Friebe is more optimistic: "There is talk about how there will be a lot of bureaucracy. But Medicare, it works. These old folks sure use it."
While they may disagree about the cure, Twin Citians still raise the health care system as a persisting problem, along with the $1.2 billion state budget deficit and crime.
Every political party lays claim to some turf in the Twin Cities metro area. Minneapolis and St. Paul are the financial engines of DFL politics. The unemployment rate is lower in Minneapolis than in the rest of the state and it boasts five Fortune 500 firms. It also has enclaves of deep poverty.
Elections in the core cities tend to be intra-party spats. A DFLer who gets into office is nearly impossible to dislodge. But Republicans have flourished in many suburbs. The Anoka area gained political cachet as the epicenter of independent voters who elected Jesse Ventura governor in 1998.
All of the political and cultural forces swirling around the state seem to collide in the metro area, but with an urban twist. Bass boats share Lake Minnetonka in the western suburbs with wind surfers. Bike trails meander near choked highways.
Inside Los Amigos grocery in the Whittier neighborhood of south Minneapolis, Gassan Khori operates a cash register and recalls the day a fight erupted in the store. He doesn't want the budget crisis to result in less police protection because he worries about crime.
"It's better than 15 years ago, but even so, there is a new problem with gangs, problems with drugs," he said.
Across the metro area, a non-descript Roseville strip mall is an unlikely place to find optimism, but there it is. Tucked among vacant storefronts is the Ukrainian Gift Shop, nominally headed by Elko Perchyshyn. His mother, Luba, 86, is the shop's driving force, selling Ukranian Easter eggs for 63 years. An egg adorned with a horse, signifying wealth, prosperity, endurance and speed, sells for $35.

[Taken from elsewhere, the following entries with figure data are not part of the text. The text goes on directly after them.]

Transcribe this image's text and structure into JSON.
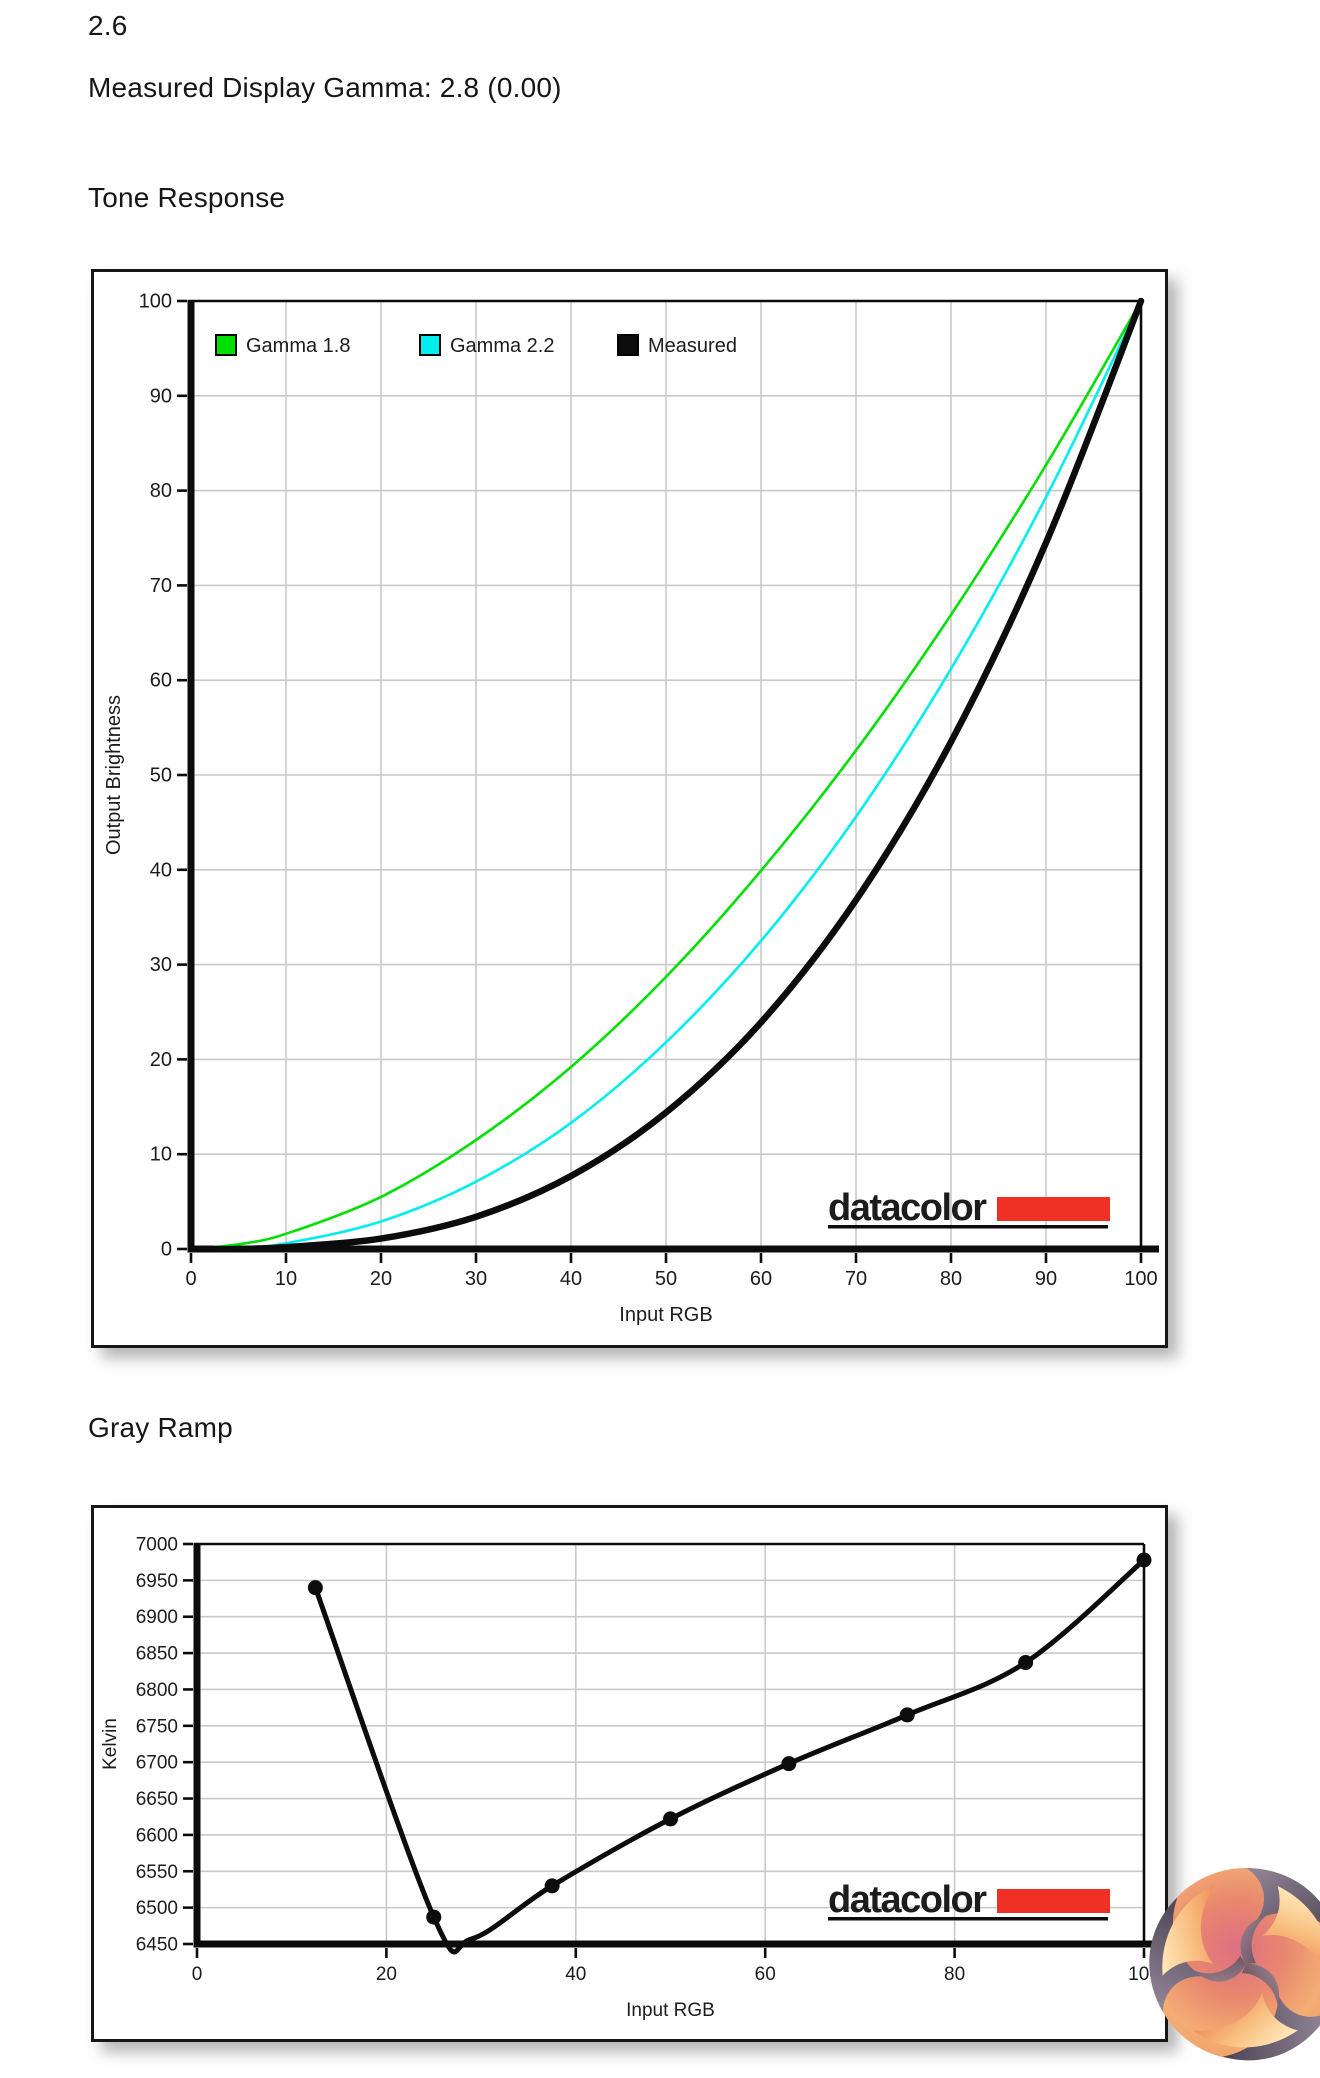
{
  "page": {
    "top_value": "2.6",
    "gamma_line": "Measured Display Gamma: 2.8 (0.00)",
    "tone_response_heading": "Tone Response",
    "gray_ramp_heading": "Gray Ramp"
  },
  "colors": {
    "gamma18": "#00e000",
    "gamma22": "#00eeee",
    "measured": "#0c0c0c",
    "grid": "#c9c9c9",
    "axis": "#0c0c0c",
    "tick_label": "#222222",
    "datacolor_red": "#ee3124",
    "datacolor_text": "#0c0c0c"
  },
  "datacolor_logo": {
    "text": "datacolor"
  },
  "kitguru_logo": {
    "name": "kitguru swirl logo"
  },
  "chart_data": [
    {
      "type": "line",
      "title": "Tone Response",
      "xlabel": "Input RGB",
      "ylabel": "Output Brightness",
      "xlim": [
        0,
        100
      ],
      "ylim": [
        0,
        100
      ],
      "x_ticks": [
        0,
        10,
        20,
        30,
        40,
        50,
        60,
        70,
        80,
        90,
        100
      ],
      "y_ticks": [
        0,
        10,
        20,
        30,
        40,
        50,
        60,
        70,
        80,
        90,
        100
      ],
      "grid": true,
      "legend_position": "top-inside",
      "x": [
        0,
        5,
        10,
        20,
        30,
        40,
        50,
        60,
        70,
        80,
        90,
        100
      ],
      "series": [
        {
          "name": "Gamma 1.8",
          "gamma": 1.8,
          "color_key": "gamma18",
          "line_width": 2.6,
          "values": [
            0,
            0.5,
            1.6,
            5.5,
            11.5,
            19.2,
            28.7,
            39.9,
            52.6,
            66.9,
            82.7,
            100
          ]
        },
        {
          "name": "Gamma 2.2",
          "gamma": 2.2,
          "color_key": "gamma22",
          "line_width": 2.6,
          "values": [
            0,
            0.1,
            0.6,
            2.9,
            7.1,
            13.3,
            21.8,
            32.5,
            45.6,
            61.2,
            79.3,
            100
          ]
        },
        {
          "name": "Measured",
          "gamma": 2.8,
          "color_key": "measured",
          "line_width": 6.5,
          "values": [
            0,
            0.0,
            0.2,
            1.1,
            3.4,
            7.7,
            14.4,
            23.9,
            36.8,
            53.5,
            74.5,
            100
          ]
        }
      ]
    },
    {
      "type": "line",
      "title": "Gray Ramp",
      "xlabel": "Input RGB",
      "ylabel": "Kelvin",
      "xlim": [
        0,
        100
      ],
      "ylim": [
        6450,
        7000
      ],
      "x_ticks": [
        0,
        20,
        40,
        60,
        80,
        100
      ],
      "y_ticks": [
        6450,
        6500,
        6550,
        6600,
        6650,
        6700,
        6750,
        6800,
        6850,
        6900,
        6950,
        7000
      ],
      "grid": true,
      "marker": "circle",
      "marker_radius": 7.5,
      "line_width": 5,
      "points": [
        {
          "x": 12.5,
          "y": 6940
        },
        {
          "x": 25,
          "y": 6487
        },
        {
          "x": 37.5,
          "y": 6530
        },
        {
          "x": 50,
          "y": 6622
        },
        {
          "x": 62.5,
          "y": 6698
        },
        {
          "x": 75,
          "y": 6765
        },
        {
          "x": 87.5,
          "y": 6837
        },
        {
          "x": 100,
          "y": 6978
        }
      ],
      "curve_dip_point": {
        "x": 29,
        "y": 6457
      }
    }
  ]
}
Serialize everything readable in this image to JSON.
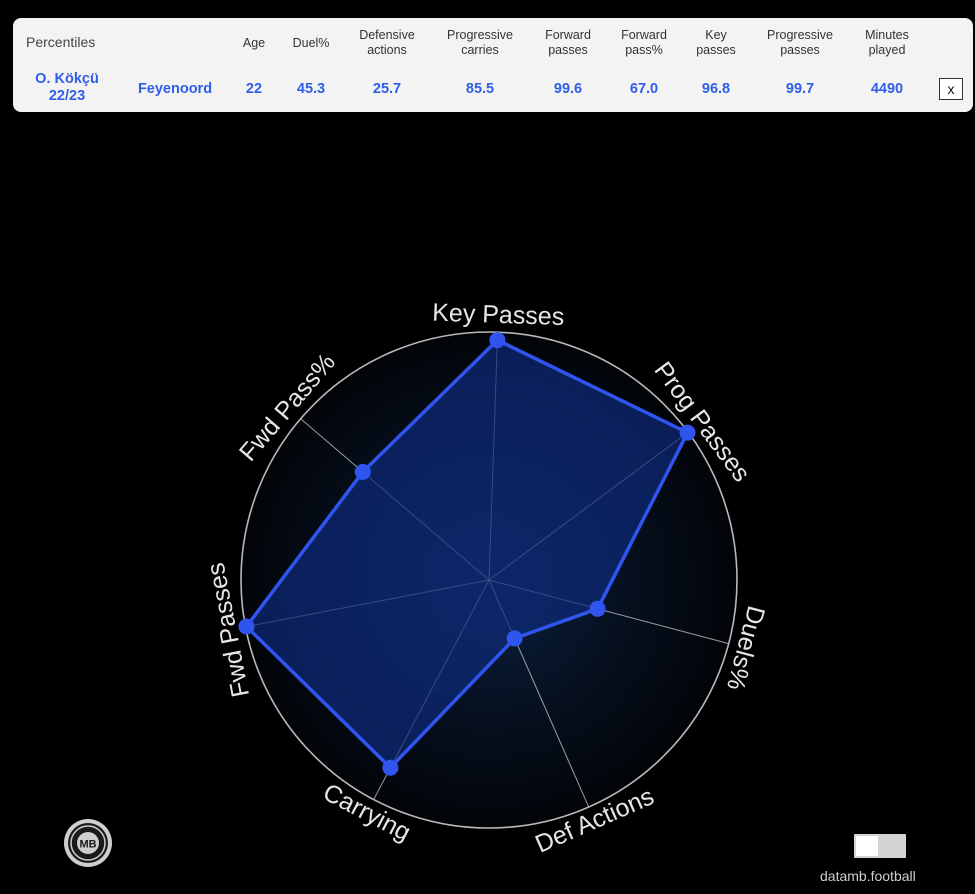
{
  "table": {
    "corner_label": "Percentiles",
    "headers": {
      "age": "Age",
      "duel": "Duel%",
      "defensive": [
        "Defensive",
        "actions"
      ],
      "carries": [
        "Progressive",
        "carries"
      ],
      "fwd_passes": [
        "Forward",
        "passes"
      ],
      "fwd_pass_pct": [
        "Forward",
        "pass%"
      ],
      "key_passes": [
        "Key",
        "passes"
      ],
      "prog_passes": [
        "Progressive",
        "passes"
      ],
      "minutes": [
        "Minutes",
        "played"
      ]
    },
    "row": {
      "player": [
        "O. Kökçü",
        "22/23"
      ],
      "team": "Feyenoord",
      "age": "22",
      "duel": "45.3",
      "defensive": "25.7",
      "carries": "85.5",
      "fwd_passes": "99.6",
      "fwd_pass_pct": "67.0",
      "key_passes": "96.8",
      "prog_passes": "99.7",
      "minutes": "4490"
    },
    "close_label": "x"
  },
  "chart_data": {
    "type": "radar",
    "range": [
      0,
      100
    ],
    "axes": [
      "Key Passes",
      "Prog Passes",
      "Duels%",
      "Def Actions",
      "Carrying",
      "Fwd Passes",
      "Fwd Pass%"
    ],
    "values": [
      96.8,
      99.7,
      45.3,
      25.7,
      85.5,
      99.6,
      67.0
    ],
    "colors": {
      "line": "#2f55ee",
      "fill": "#0e2a78",
      "grid": "#b8b8b8",
      "label": "#e6e6e6"
    }
  },
  "logo_icon": "mb-logo-icon",
  "logo_text": "MB",
  "credit": "datamb.football"
}
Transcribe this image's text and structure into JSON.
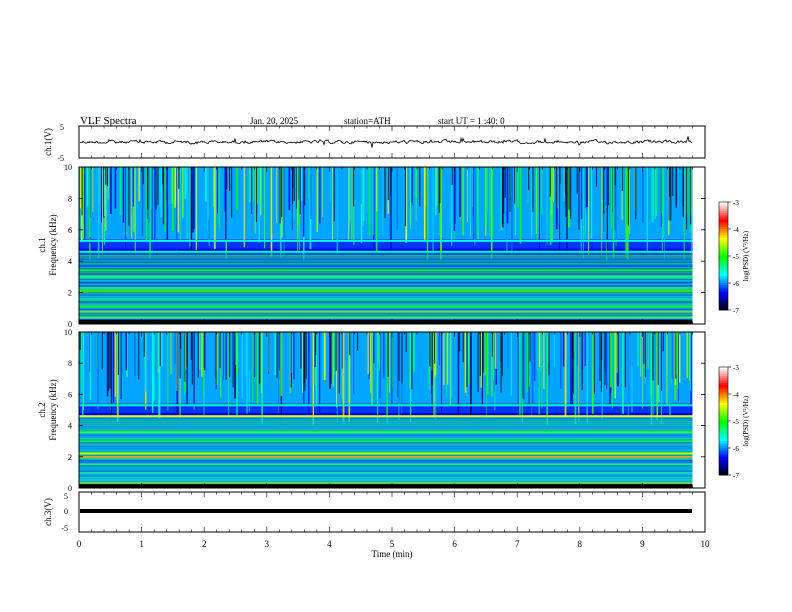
{
  "header": {
    "title": "VLF Spectra",
    "date": "Jan. 20, 2025",
    "station": "station=ATH",
    "start": "start UT =  1 :40: 0"
  },
  "chart_data": [
    {
      "type": "line",
      "ylabel": "ch.1(V)",
      "ylim": [
        -5,
        5
      ],
      "yticks": [
        "5",
        "-5"
      ],
      "xlim": [
        0,
        10
      ]
    },
    {
      "type": "heatmap",
      "ylabel": "ch.1\nFrequency (kHz)",
      "ylim": [
        0,
        10
      ],
      "yticks": [
        "0",
        "2",
        "4",
        "6",
        "8",
        "10"
      ],
      "xlim": [
        0,
        10
      ],
      "colorbar": {
        "label": "log(PSD) (V²/Hz)",
        "ticks": [
          "-3",
          "-4",
          "-5",
          "-6",
          "-7"
        ],
        "range": [
          -7,
          -3
        ]
      },
      "bands_khz": [
        {
          "f": 0.4,
          "level": -4.2
        },
        {
          "f": 0.8,
          "level": -4.6
        },
        {
          "f": 1.1,
          "level": -5.0
        },
        {
          "f": 1.6,
          "level": -5.8
        },
        {
          "f": 2.1,
          "level": -4.8
        },
        {
          "f": 2.3,
          "level": -4.9
        },
        {
          "f": 3.0,
          "level": -5.3
        },
        {
          "f": 3.4,
          "level": -5.1
        },
        {
          "f": 4.6,
          "level": -5.5
        },
        {
          "f": 5.3,
          "level": -5.6
        }
      ]
    },
    {
      "type": "heatmap",
      "ylabel": "ch.2\nFrequency (kHz)",
      "ylim": [
        0,
        10
      ],
      "yticks": [
        "0",
        "2",
        "4",
        "6",
        "8",
        "10"
      ],
      "xlim": [
        0,
        10
      ],
      "colorbar": {
        "label": "log(PSD) (V²/Hz)",
        "ticks": [
          "-3",
          "-4",
          "-5",
          "-6",
          "-7"
        ],
        "range": [
          -7,
          -3
        ]
      },
      "bands_khz": [
        {
          "f": 0.3,
          "level": -4.5
        },
        {
          "f": 1.0,
          "level": -5.2
        },
        {
          "f": 1.5,
          "level": -5.3
        },
        {
          "f": 2.0,
          "level": -4.1
        },
        {
          "f": 2.2,
          "level": -4.3
        },
        {
          "f": 3.0,
          "level": -5.0
        },
        {
          "f": 3.5,
          "level": -4.9
        },
        {
          "f": 4.6,
          "level": -4.4
        },
        {
          "f": 5.3,
          "level": -5.5
        }
      ]
    },
    {
      "type": "line",
      "ylabel": "ch.3(V)",
      "ylim": [
        -5,
        5
      ],
      "yticks": [
        "5",
        "0",
        "-5"
      ],
      "xlim": [
        0,
        10
      ],
      "value_constant": -0.4
    }
  ],
  "x_axis": {
    "label": "Time (min)",
    "ticks": [
      "0",
      "1",
      "2",
      "3",
      "4",
      "5",
      "6",
      "7",
      "8",
      "9",
      "10"
    ]
  },
  "data_end_min": 9.8,
  "colors": {
    "background": "#ffffff",
    "axis": "#000000",
    "colormap": [
      "#000000",
      "#0000ff",
      "#00ffff",
      "#00ff00",
      "#ffff00",
      "#ff0000",
      "#ffffff"
    ]
  }
}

It's their busiest time and better than last year. "It was tough making the rent," Perchyshyn said of the recession.
Brigitte Cawthorne, 23, works at a St. Paul nonprofit. She cried listening to a man seeking a job describe life in a homeless shelter. "There's a lot of people in Minnesota a lot worse off than me, " she said, echoing a refrain heard across Minnesota.
Caring for the neediest citizens and preserving the parks and other urban amenities wealthier residents expect mean the cities and inner-ring suburbs will be counting on state aid to keep property taxes in check. Minneapolis in particular has an interest in DFLers capturing the governor's office and restoring aid cuts. But that's going to be hard for any governor of any party given the state's $5.4 billion budget deficit and the conundrum posed by Joe and Charney Petroske as they bowled at Tuttles in Hopkins.
"The kinds of things you'd cut, they've already cut," said Joe, who works in computer security. "Education is already on the way down," noted Charney, a molecular biologist, referring to delayed state aid to public schools. "I think they need to improve education rather than cut."
But, "it's hard to raise taxes now with so many people out of work," Joe said.
So what would they do as governor?
"That's the million dollar question, isn't it," said Charney. "The billion dollar question."